A eleição de parlamentares para o Congresso Nacional, para as
Assembléias e Câmaras Legislativas de acordo com a proporção de votos obtida
por cada partido político em cada eleição, é o princípio que melhor assegura a
pluralidade e a diversidade das correntes de pensamento que formam a paisagem
ideológica do país.
Por mais imperfeito que possa ser o sistema proporcional, e
por mais significativas que possam ser as idiossincrasias dele derivadas [como,
por exemplo, a atual hiperfragmentação parlamentar], sua eliminação
empalideceria a cor da democracia brasileira.
A distritalização é a proposta regressiva que agenda o
debate sobre a reforma política. Seus defensores – setores da oposição
conservadora, expoentes da própria base do governo e oligopólios midiáticos –
propõem a adoção de votos majoritários por distritos eleitorais [territórios
menores que Estados e Municípios] em substituição à eleição proporcional em
cada circunscrição eleitoral [Estados e Municípios].
Os distritos eleitorais fazem o Brasil retroagir ao sistema
binário da ditadura militar, com o agravante de paroquializar a representação
nacional. É uma dedução lógica: no distrito prevalecem as lógicas
clientelistas, imediatistas e localistas, em prejuízo de uma visão de conjunto
do país, dos seus problemas, dos seus desafios e das suas necessidades
estratégicas.
Não é só uma perda democrática. Acaba sendo, também, um
fator limitador do desenvolvimento nacional, uma vez que o pensamento político
médio não estará informado por uma perspectiva estratégica e de futuro do país,
mas sim da paróquia.
A proposta de distritalização da eleição é mais que
retrocesso; é diversionismo em relação à reforma necessária. A resposta dos
defensores da distritalização ao clamor público por moralidade e ética na
política diante da corrupção empresarial na Petrobrás – que corrompeu
inescrupulosos políticos e funcionários da empresa –, é desalentadora.
As eleições no Brasil são as mais caras do mundo; custaram
mais de 5 bi em 2014. A injeção de formidável fortuna é estimulada para uma
alquimia indecente que mistura dinheiro e política. Financiar campanhas de
políticos é um investimento com retorno certo aos financiadores, porém com
custo elevado para o erário e para a democracia.
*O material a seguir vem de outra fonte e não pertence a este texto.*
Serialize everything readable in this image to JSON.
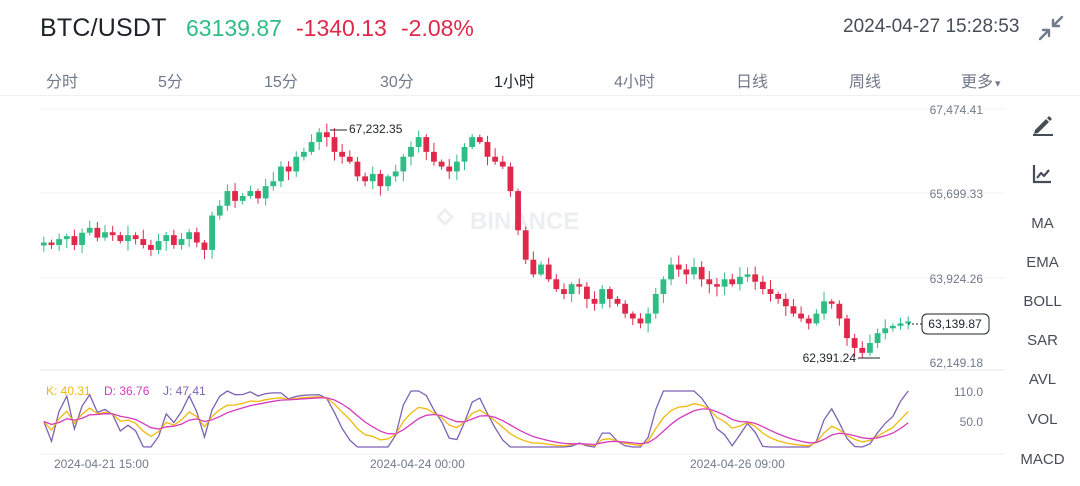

O financiamento multimilionário de campanhas agride a
democracia, pois distorce a representação política, frauda a vontade popular e
torna injusta a competição eleitoral.
A eleição se converte em concurso de cartas marcadas: são
eleitos, na maioria, os candidatos financiados pelo poder econômico. A maior
parte da sociedade, composta pelos assalariados, setores médios, negros,
mulheres, jovens, fica sub-representada. Os empresários são menos de 3% da PEA,
mas estão representados com quase metade das cadeiras do Congresso; 85% da
população brasileira reside nas cidades, mas a bancada ruralista tem quase 30%
de representação parlamentar.
A relação entre dinheiro e sucesso eleitoral é automática: ¾
dos deputados eleitos para a legislatura conservadora presidida por Eduardo
Cunha foram eleitos com as campanhas mais caras.
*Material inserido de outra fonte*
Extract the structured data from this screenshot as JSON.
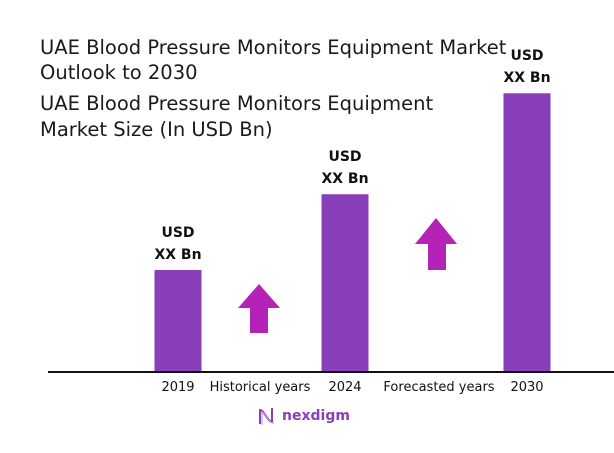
{
  "title_line1": "UAE Blood Pressure Monitors Equipment Market",
  "title_line2": "Outlook to 2030",
  "subtitle_line1": "UAE Blood Pressure Monitors Equipment",
  "subtitle_line2": "Market Size (In USD Bn)",
  "chart_data": {
    "type": "bar",
    "title": "UAE Blood Pressure Monitors Equipment Market Outlook to 2030",
    "ylabel": "Market Size (In USD Bn)",
    "categories": [
      "2019",
      "2024",
      "2030"
    ],
    "values": [
      1.0,
      1.75,
      2.75
    ],
    "data_labels": [
      [
        "USD",
        "XX Bn"
      ],
      [
        "USD",
        "XX Bn"
      ],
      [
        "USD",
        "XX Bn"
      ]
    ],
    "annotations": [
      "Historical years",
      "Forecasted years"
    ],
    "bar_color": "#8a3fba",
    "arrow_color": "#b422b8",
    "grid": false,
    "legend": "none"
  },
  "logo_text": "nexdigm"
}
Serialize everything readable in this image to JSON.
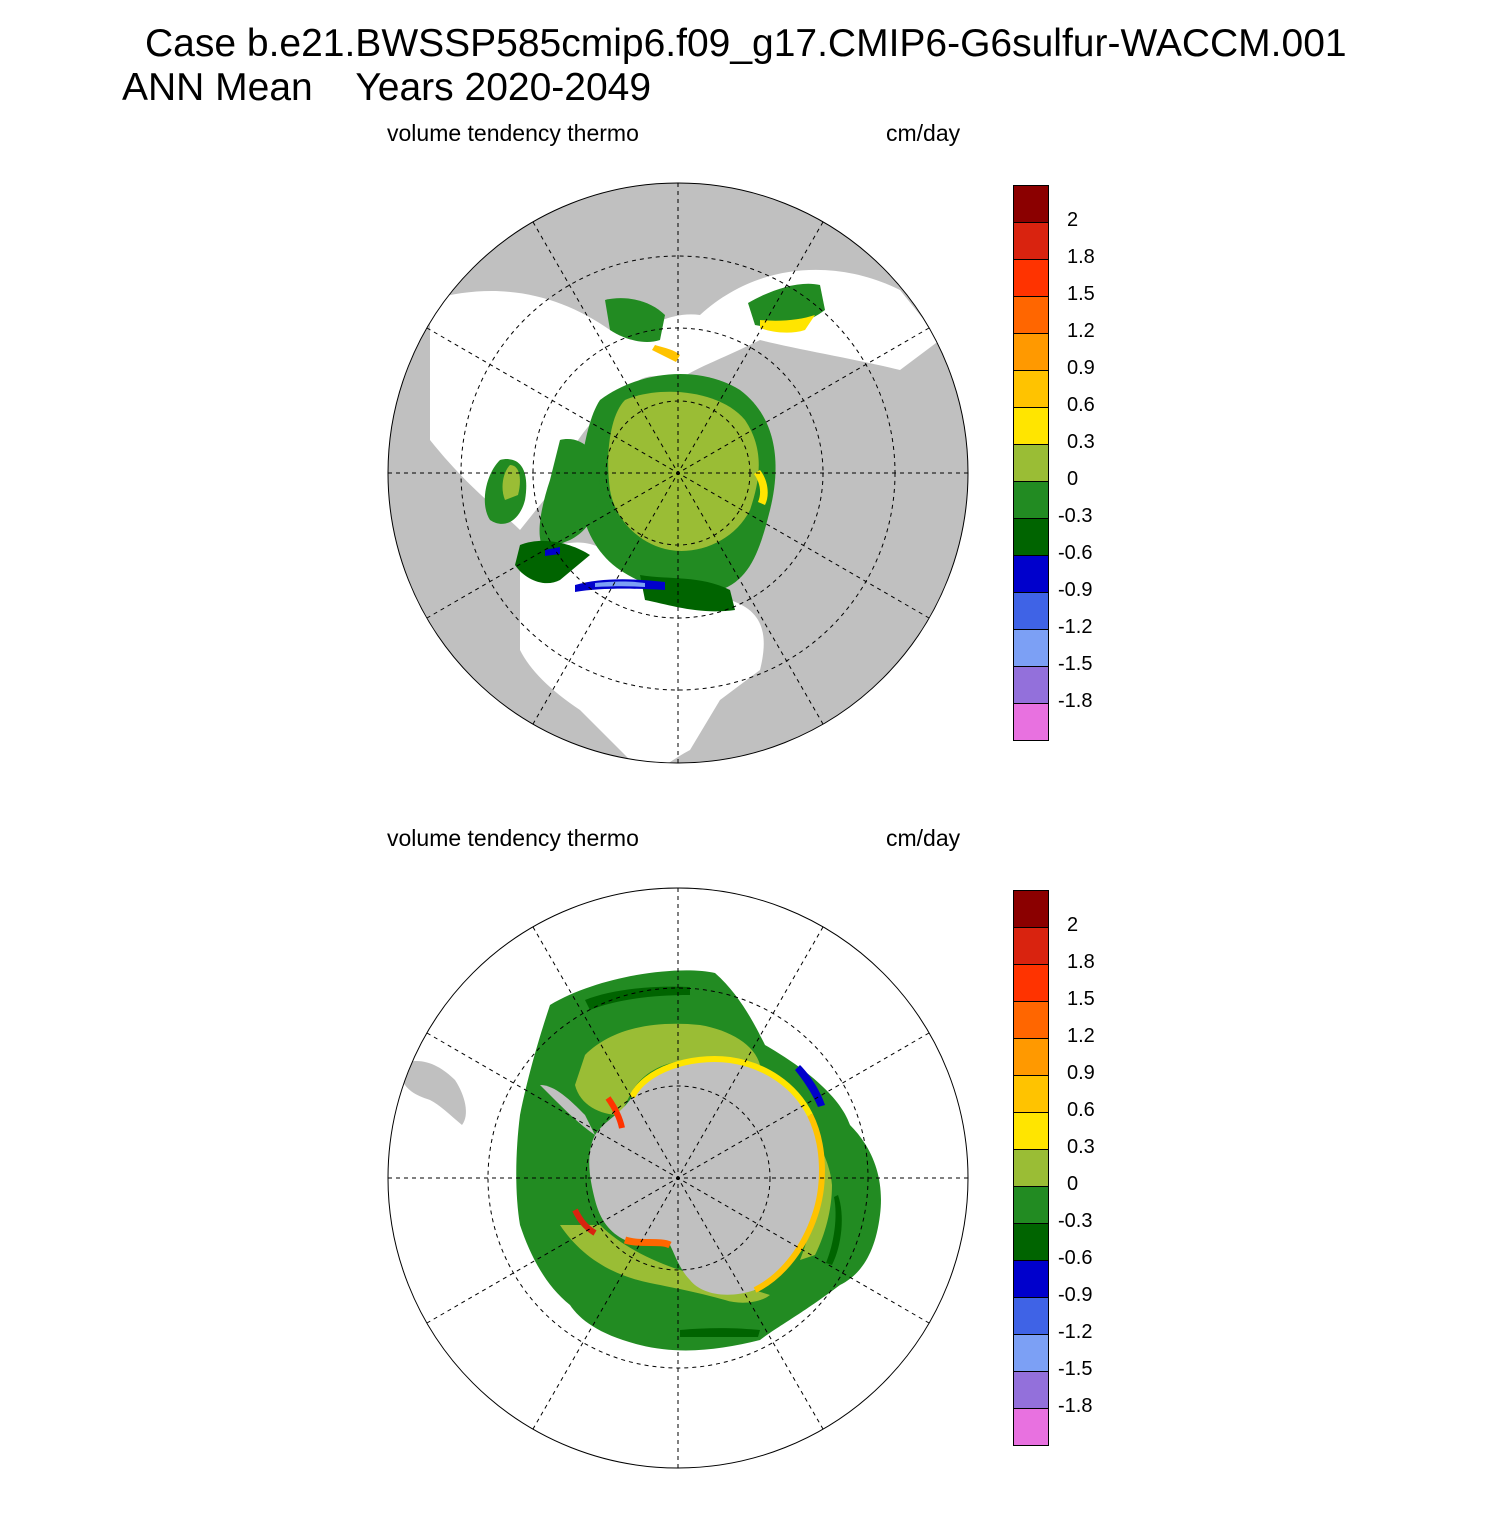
{
  "title": {
    "line1": "Case b.e21.BWSSP585cmip6.f09_g17.CMIP6-G6sulfur-WACCM.001",
    "line2": "ANN Mean    Years 2020-2049"
  },
  "panels": [
    {
      "variable": "volume tendency thermo",
      "units": "cm/day",
      "hemisphere": "north"
    },
    {
      "variable": "volume tendency thermo",
      "units": "cm/day",
      "hemisphere": "south"
    }
  ],
  "colorbar": {
    "colors": [
      "#8b0000",
      "#d9230f",
      "#ff3300",
      "#ff6600",
      "#ff9900",
      "#ffc300",
      "#ffe500",
      "#9abd35",
      "#228b22",
      "#006400",
      "#0000cc",
      "#3f63e6",
      "#7ca0f5",
      "#9370db",
      "#e871e0"
    ],
    "tick_labels": [
      "2",
      "1.8",
      "1.5",
      "1.2",
      "0.9",
      "0.6",
      "0.3",
      "0",
      "-0.3",
      "-0.6",
      "-0.9",
      "-1.2",
      "-1.5",
      "-1.8"
    ]
  },
  "colors": {
    "land": "#c0c0c0",
    "no_data": "#ffffff"
  }
}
O poder econômico, com sua capacidade de pressão e veto, não
só captura a agenda democrática, como condiciona a gestão do Estado. O domínio
dos capitais privados incentiva a compra de votos, os fundos ilegais, a
formação de patrimônio em paraísos fiscais, negócios ilícitos, chantagem por
cargos, dirigismo das licitações, favores públicos, propina, corrupção,
requerimentos parlamentares chantagistas.
Esta realidade desafia a democracia contemporânea. Faria bem
ao debate público brasileiro conhecer o processo em andamento no Chile, cujo
projeto do governo “contém diversas propostas para lutar de forma eficaz contra
os conflitos de interesses, o tráfico de influências e a corrupção” [documento
presidencial, disponível na internet].
É estranho – para não dizer sinistro – que, mesmo com a
aprovação pela maioria do STF da ADIN da OAB que proíbe o financiamento
empresarial das eleições, o pedido de vistas do Ministro Gilmar Mendes continue
trancando a decisão final do Supremo e, em consequência, impedindo a imediata
aplicação desta medida saneadora.
Eliminar o financiamento empresarial é fundamental, mas a
reforma política deve avançar também com o fim das coligações proporcionais, o
voto em listas e a limitação do número de mandatos eletivos – para eliminar os
defeitos do sistema proporcional.
O Brasil tem avançado no debate das medidas para o combate à
corrupção. Eliminar o poder do dinheiro na política é um passo indispensável
para que nossa democracia possa avançar na afirmação da República do Século 21.
*Jeferson
Miola (foto), integrante do Instituto de Debates, Estudos e Alternativas de Porto
Alegre (Idea), foi coordenador-executivo do 5º Fórum Social Mundial. (Postado originalmente na Agência Carta Maior)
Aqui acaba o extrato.